Toutes ces violences sont enrobés par un discours gouvernementales, relayé dans la presse bourgeoise, dénonçant un prétendu incivisme dans ces quartiers. Il convient de rappeler que la population des banlieues, est la plus confrontée aux phénomènes de grande précarité, à la continuité du travail, aux pressions financières. Ce sont ces femmes précaires qui continuent à tenir les caisses de nos supermarchés, ces ouvriers qui, lorsqu’ils le peuvent doivent faire jouer leur droit de retrait pour arrêter le travail non-essentiels face à la crise sanitaire, quand patrons et gouvernements placent leurs intérêts au-dessus de leurs vies. Ce sont ces familles précaires, enfin, qui subissent le plus durement le confinement, lorsqu’ils doivent composer avec des logements insalubres, surpeuplés, avec la promiscuité. Ce n’est donc pas une prétendue incivilité qui se joue, mais la réalisation d’une répression discriminatoire, l’expression d’une précarité supérieure.

Le caractère autoritaire des mesures prises par le gouvernement, quand les amendes ont été augmentées et que les peines peuvent aller désormais jusqu’à la prison avec la loi sur l’État d’urgence sanitaire. Avec cette loi d’urgence se révèle, une nouvelle fois, l’instrumentalisation de la crise sanitaire à des fins répressives et de restrictions des droits démocratiques. Une offensive qui touche directement les quartiers populaires puisque, nous l’avons dit, 10 pour cent des amendes concernent la seule Saint-Denis. Le gouvernement tente de nous imposer son « union nationale » par la matraque.
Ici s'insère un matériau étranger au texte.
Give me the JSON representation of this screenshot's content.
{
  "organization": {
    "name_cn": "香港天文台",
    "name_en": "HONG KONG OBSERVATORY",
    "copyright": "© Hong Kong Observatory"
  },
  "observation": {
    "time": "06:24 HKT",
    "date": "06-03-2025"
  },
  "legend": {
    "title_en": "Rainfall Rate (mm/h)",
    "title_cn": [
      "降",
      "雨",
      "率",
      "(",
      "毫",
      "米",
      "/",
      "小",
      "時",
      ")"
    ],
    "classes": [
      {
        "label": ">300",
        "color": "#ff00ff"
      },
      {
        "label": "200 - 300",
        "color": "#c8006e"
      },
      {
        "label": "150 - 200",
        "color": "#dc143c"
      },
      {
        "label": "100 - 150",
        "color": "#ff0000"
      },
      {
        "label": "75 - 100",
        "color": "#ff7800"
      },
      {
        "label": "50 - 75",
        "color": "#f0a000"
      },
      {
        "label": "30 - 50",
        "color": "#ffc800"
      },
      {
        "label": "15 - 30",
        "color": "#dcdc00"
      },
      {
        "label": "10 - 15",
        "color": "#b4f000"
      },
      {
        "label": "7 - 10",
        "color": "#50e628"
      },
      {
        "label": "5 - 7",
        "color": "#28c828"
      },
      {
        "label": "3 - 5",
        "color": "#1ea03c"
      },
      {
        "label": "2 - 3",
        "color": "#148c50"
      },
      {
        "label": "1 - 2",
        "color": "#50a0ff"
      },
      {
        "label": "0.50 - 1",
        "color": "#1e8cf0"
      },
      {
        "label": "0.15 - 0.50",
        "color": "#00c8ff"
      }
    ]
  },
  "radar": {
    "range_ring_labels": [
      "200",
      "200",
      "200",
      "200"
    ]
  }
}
Si le confinement apparaît aujourd’hui comme une mesure inévitable pour endiguer l’épidémie, les nombreuses vidéos qui sont partagées sur les réseaux sociaux, montrent le caractère répressif que lui donne sa gestion policière, avec évidemment une violence particulière dans les quartiers populaires. Ces scènes nous rappellent avec fracas la nécessité de ne pas baisser la garde face à la répression en période de Covid-19, nous devrons continuer à dénoncer ces violences spécifiques que subissent pendant le confinement les plus précaires.

Il est absurde d’imposer d’un côté un confinement presque total et de pousser à la reprise du travail dans les entreprises dont l’activité n’est pas essentielle dans la période. De plus on ne peut pas être confiné et en bonne santé sans toits et revenus corrects. Il est donc urgent de réquisitionner les logements vides de façon à loger les sans abris et les plus mal-logés et de mettre en place allocution universelle à la hauteur du SMIC pour l’ensemble des précaires que la crise sanitaire privera de ses revenus, ou vivant sous le seuil de pauvreté. Au lieux de ça, le gouvernement s’attelle a perfectionner son système répressif, nous devons exiger ces mesures élémentaires, pour avancer vers une gestion à la hauteur de la crise sanitaire.